The Commonwealth Fund predicts that insurers’ gains or losses for 2014 and the effect on 2015 premiums will depend on how actual experience differs from what insurers expected. The report further explained that, in setting premiums, some health plans develop their own projections of young adult enrollment based on modeling of expected behavior under the health reform law’s coverage provisions and the individual mandate, making it difficult to come up with a single right percentage for young adult participation.

The report also stated that the young adult enrollment rate is less important than health status of all enrollees because carriers can still price an individual’s policy based on his or her age within the law’s three-to-one age bands, allowing carriers to charge older adults as much as three times what they charge younger adults. This is less pricing variation than most states allowed prior to 2014, but insurers can nevertheless still make adjustments to premiums based on age. Thus, even if enrollment among young adults is less than projected, it will potentially have less of an effect on insurers’ gains or losses, according to the meeting participants, (because insurers can no longer charge people premiums based on their health), than will enrollment that turns out to be less healthy than expected.

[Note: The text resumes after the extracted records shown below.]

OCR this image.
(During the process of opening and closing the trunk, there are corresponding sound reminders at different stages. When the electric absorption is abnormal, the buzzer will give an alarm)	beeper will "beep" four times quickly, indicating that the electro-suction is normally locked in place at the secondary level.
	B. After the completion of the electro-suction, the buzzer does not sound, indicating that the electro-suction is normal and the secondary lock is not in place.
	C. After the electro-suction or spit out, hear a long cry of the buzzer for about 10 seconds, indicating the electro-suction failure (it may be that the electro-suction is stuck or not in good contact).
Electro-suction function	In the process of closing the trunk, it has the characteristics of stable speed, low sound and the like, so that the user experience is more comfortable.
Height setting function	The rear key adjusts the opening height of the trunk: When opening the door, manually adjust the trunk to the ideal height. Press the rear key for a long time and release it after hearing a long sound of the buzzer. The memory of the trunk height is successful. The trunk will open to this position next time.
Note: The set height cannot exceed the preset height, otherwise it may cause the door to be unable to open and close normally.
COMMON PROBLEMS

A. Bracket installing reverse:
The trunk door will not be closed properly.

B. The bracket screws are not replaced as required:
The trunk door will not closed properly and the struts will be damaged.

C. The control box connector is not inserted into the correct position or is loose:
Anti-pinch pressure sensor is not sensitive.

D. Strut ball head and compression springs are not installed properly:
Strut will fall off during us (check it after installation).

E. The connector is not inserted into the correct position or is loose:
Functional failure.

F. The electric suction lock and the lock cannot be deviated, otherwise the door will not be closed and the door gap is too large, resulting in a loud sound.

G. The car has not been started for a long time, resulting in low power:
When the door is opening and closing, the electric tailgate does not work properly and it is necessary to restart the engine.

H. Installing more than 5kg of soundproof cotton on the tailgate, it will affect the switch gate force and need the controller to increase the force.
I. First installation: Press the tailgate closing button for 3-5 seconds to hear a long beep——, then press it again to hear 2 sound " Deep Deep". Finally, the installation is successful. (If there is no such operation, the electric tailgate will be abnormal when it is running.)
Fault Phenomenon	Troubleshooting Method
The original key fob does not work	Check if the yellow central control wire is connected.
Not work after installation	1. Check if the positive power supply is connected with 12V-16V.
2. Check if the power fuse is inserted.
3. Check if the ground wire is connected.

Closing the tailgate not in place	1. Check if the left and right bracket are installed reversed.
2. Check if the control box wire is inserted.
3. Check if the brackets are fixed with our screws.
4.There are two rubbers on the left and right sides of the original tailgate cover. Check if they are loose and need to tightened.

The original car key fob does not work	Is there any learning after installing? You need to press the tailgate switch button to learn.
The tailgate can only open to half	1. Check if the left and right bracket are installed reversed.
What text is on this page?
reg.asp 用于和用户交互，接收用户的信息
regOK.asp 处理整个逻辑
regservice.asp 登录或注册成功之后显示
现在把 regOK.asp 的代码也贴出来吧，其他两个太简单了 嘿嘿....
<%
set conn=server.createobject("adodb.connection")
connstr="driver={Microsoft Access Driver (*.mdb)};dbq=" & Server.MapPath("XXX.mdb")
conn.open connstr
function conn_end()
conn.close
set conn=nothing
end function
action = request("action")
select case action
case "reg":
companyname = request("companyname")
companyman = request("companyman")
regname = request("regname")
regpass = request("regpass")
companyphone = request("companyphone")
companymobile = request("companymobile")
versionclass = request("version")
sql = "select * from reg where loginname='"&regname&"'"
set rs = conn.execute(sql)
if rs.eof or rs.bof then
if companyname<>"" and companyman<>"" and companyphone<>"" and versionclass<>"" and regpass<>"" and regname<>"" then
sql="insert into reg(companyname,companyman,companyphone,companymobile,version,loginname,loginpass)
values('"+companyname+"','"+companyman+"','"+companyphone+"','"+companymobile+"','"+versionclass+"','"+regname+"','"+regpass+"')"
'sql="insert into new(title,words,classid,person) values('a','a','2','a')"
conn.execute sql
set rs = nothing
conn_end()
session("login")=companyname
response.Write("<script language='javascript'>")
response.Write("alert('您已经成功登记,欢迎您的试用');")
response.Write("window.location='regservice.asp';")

For the 2015 plan year that starts next January, health plans must file premiums in the second quarter of 2014, so they would have about three months of claims experience on which to base their premiums. If 2014 premiums fall short for purposes of 2014 enrollment, it is likely, said The Commonwealth Fund, that they will adjust their assumptions about plan risk pools so that 2015 premiums are at a sustainable level.

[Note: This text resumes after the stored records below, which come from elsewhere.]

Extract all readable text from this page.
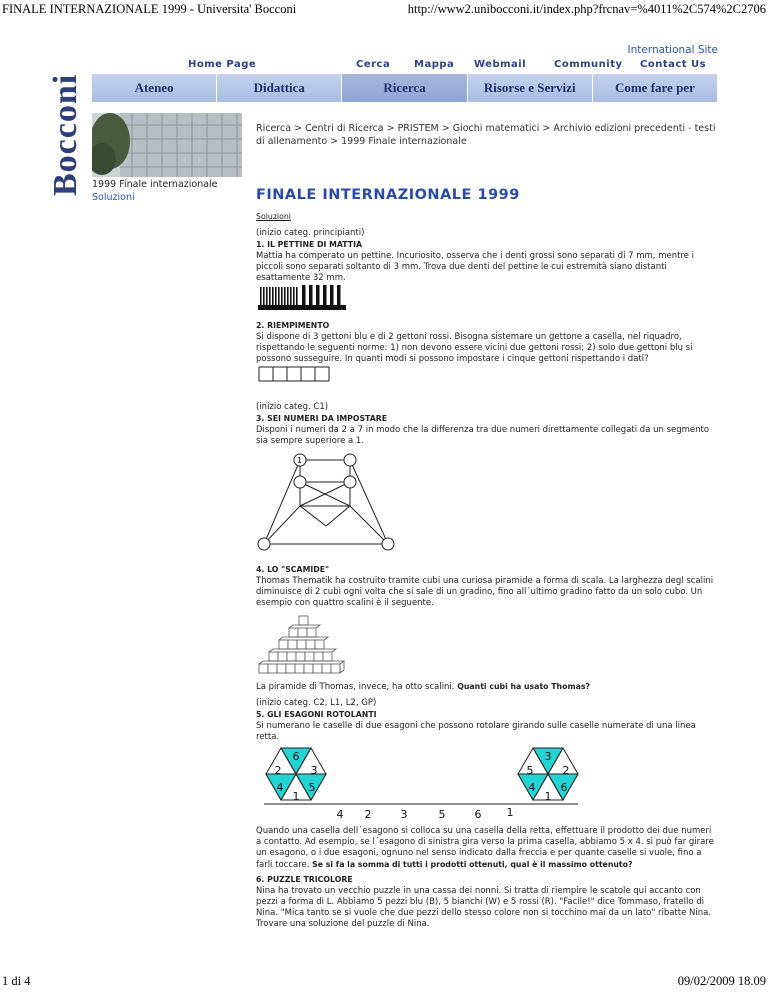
FINALE INTERNAZIONALE 1999 - Universita' Bocconi	http://www2.unibocconi.it/index.php?frcnav=%4011%2C574%2C2706
Bocconi
International Site
Home Page	Cerca Mappa Webmail	Community Contact Us
Ateneo	Didattica	Ricerca	Risorse e Servizi	Come fare per
Ricerca > Centri di Ricerca > PRISTEM > Giochi matematici > Archivio edizioni precedenti - testi di allenamento > 1999 Finale internazionale
1999 Finale internazionale
Soluzioni	FINALE INTERNAZIONALE 1999
Soluzioni
(inizio categ. principianti)
1. IL PETTINE DI MATTIA
Mattia ha comperato un pettine. Incuriosito, osserva che i denti grossi sono separati di 7 mm, mentre i piccoli sono separati soltanto di 3 mm. Trova due denti del pettine le cui estremità siano distanti esattamente 32 mm.
2. RIEMPIMENTO
Si dispone di 3 gettoni blu e di 2 gettoni rossi. Bisogna sistemare un gettone a casella, nel riquadro, rispettando le seguenti norme: 1) non devono essere vicini due gettoni rossi; 2) solo due gettoni blu si possono susseguire. In quanti modi si possono impostare i cinque gettoni rispettando i dati?
(inizio categ. C1)
3. SEI NUMERI DA IMPOSTARE
Disponi i numeri da 2 a 7 in modo che la differenza tra due numeri direttamente collegati da un segmento sia sempre superiore a 1.
1
4. LO "SCAMIDE"
Thomas Thematik ha costruito tramite cubi una curiosa piramide a forma di scala. La larghezza degl scalini diminuisce di 2 cubi ogni volta che si sale di un gradino, fino all´ultimo gradino fatto da un solo cubo. Un esempio con quattro scalini è il seguente.
La piramide di Thomas, invece, ha otto scalini. Quanti cubi ha usato Thomas?
(inizio categ. C2, L1, L2, GP)
5. GLI ESAGONI ROTOLANTI
Si numerano le caselle di due esagoni che possono rotolare girando sulle caselle numerate di una linea retta.
6
2	3
4 5
1
3
5	2
4 6
1
4 2	3	5	6 1
Quando una casella dell´esagono si colloca su una casella della retta, effettuare il prodotto dei due numeri a contatto. Ad esempio, se l´esagono di sinistra gira verso la prima casella, abbiamo 5 x 4. si può far girare un esagono, o i due esagoni, ognuno nel senso indicato dalla freccia e per quante caselle si vuole, fino a farli toccare. Se si fa la somma di tutti i prodotti ottenuti, qual è il massimo ottenuto?
6. PUZZLE TRICOLORE
Nina ha trovato un vecchio puzzle in una cassa dei nonni. Si tratta di riempire le scatole qui accanto con pezzi a forma di L. Abbiamo 5 pezzi blu (B), 5 bianchi (W) e 5 rossi (R). "Facile!" dice Tommaso, fratello di Nina. "Mica tanto se si vuole che due pezzi dello stesso colore non si tocchino mai da un lato" ribatte Nina. Trovare una soluzione del puzzle di Nina.
1 di 4	09/02/2009 18.09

Meeting participants agreed that factors that might limit losses include the ability to price based on age, and the ACA’s risk-sharing programs, which limit high-cost claims and offset insurer. The Commonwealth Fund predicts that the degree to which premiums increase this year is expected to be tempered, among other factors, by the health reform law’s premium rate review provision, which requires health plans to justify premium increases of 10 percent or more, and the medical loss ratio requirement, which requires that plans spend a set percentage of their premiums on medical care, as opposed to profits and administrative expenses.

Although health policy analysts have conceded that lower-than-projected enrollment of young adults may lead to premium adjustments by carriers, The Commonwealth Fund reports that those same analysts say it will not be the most important factor. Not even extreme lower enrollment among young adults is expected to “lead to a so-called premium death spiral and market failure,” the report advised.

In 2014, premiums for the marketplace plans came in lower than what had been projected by the Congressional Budget Office, largely, according to the actuaries in the Commonwealth Fund meeting, because of the extensive offering of narrow provider networks, the restructuring of provider payment, and benefit design. The report further states that, while some degree of uncertainty will continue in health plan rate-setting into 2015, actuaries and researchers predict a gradual stabilization of the marketplaces and greater certainty among health plans when setting premiums in 2016 and beyond.